Re: 6 years PERL experience
merlyn on 2004-11-22T15:32:45
Which means that most of those books were written by people that were not "plugged in" as well. Which means that we probably have more of "blind leading the blind", because they won't be talking about cool things like the mailing lists and Perlmonks and the CPAN.Most Perl books don't emphasise the community aspect of Perl, many of the most popular ones don't even mention it.And if that's the only place where a person got his "PERL" knowledge, then he's also not a very effective Perl programmer. Hence, "PERL" is in fact a good indicator that the person is not a good Perl programmer.

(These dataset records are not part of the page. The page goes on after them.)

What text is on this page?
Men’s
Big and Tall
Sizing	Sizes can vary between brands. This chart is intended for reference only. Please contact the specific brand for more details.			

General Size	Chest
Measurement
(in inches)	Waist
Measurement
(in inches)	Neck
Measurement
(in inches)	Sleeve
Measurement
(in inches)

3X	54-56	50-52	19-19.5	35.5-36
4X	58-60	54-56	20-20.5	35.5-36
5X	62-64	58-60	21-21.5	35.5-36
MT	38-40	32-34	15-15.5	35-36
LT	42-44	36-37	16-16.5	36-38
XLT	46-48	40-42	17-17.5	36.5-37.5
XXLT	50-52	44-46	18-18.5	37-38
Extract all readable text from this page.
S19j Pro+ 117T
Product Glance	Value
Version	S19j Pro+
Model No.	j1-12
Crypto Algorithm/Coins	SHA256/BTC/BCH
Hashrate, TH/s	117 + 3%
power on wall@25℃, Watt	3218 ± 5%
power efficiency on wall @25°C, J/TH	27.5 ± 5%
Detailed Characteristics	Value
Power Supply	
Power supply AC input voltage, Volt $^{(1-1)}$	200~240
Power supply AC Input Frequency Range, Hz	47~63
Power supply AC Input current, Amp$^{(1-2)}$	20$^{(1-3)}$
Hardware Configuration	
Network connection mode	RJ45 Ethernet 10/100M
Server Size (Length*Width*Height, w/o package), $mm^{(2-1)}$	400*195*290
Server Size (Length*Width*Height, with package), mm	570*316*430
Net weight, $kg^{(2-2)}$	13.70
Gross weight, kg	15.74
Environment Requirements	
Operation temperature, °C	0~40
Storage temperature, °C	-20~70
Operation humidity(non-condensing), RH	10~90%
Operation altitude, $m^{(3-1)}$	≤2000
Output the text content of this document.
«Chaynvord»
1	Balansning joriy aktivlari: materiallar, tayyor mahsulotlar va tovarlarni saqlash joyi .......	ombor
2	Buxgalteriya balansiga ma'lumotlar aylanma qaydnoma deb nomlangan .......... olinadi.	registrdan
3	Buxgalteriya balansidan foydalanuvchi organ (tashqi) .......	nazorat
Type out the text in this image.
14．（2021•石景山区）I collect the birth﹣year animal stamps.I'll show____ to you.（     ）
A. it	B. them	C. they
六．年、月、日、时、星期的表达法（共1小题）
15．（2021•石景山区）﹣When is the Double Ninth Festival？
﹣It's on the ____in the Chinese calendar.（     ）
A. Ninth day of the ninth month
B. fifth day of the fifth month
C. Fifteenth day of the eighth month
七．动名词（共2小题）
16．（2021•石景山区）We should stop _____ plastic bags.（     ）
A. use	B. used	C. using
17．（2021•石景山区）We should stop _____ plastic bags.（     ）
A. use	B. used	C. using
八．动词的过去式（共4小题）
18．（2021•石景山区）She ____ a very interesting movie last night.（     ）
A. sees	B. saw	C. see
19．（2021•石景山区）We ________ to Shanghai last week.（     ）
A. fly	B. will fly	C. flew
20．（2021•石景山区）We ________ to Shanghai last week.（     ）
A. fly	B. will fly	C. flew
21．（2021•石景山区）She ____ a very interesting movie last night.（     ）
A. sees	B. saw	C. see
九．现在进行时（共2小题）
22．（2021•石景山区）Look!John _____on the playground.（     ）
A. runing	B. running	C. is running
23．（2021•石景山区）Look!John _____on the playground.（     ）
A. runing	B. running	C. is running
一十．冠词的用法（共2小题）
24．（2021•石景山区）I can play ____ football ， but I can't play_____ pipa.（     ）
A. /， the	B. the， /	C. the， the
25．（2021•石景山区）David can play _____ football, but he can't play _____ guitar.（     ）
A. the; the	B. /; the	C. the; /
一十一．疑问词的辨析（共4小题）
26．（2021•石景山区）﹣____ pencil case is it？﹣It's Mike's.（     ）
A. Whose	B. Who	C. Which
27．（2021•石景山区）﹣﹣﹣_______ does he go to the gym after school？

He's not even reading the "perlfaq" that ships with Perl!
Re: 6 years PERL experience
BooK on 2004-11-23T13:05:54
For the French translation of the Camel book (3rd ed.), we conviced O'Reilly France to insert a page long presentation of the French Perl Mongers (it was just Paris, back then). That was easy to do, since the three translators and the reviewer were from Paris.pm...
The text appeared in chapter one, which most people overlook(*) anyway, so I don't know if anybody noticed...
(*) OK, I do read chapters 1. But then I often overlook most of the other chapters...
Re:Book Shelf
vsergu on 2004-11-22T22:50:32
Capitalization of the title on the cover or home page is a design decision, not an editorial decision. Even if it says "PERL Black Book", that's not the correct rendering of the title, any more than you'd say "GONE with the WIND" just because the cover artist happened to like the way the words fit together with that capitalization.
Looking inside the books, as you did, is the way to go, so your report actually indicates that none of them used "PERL".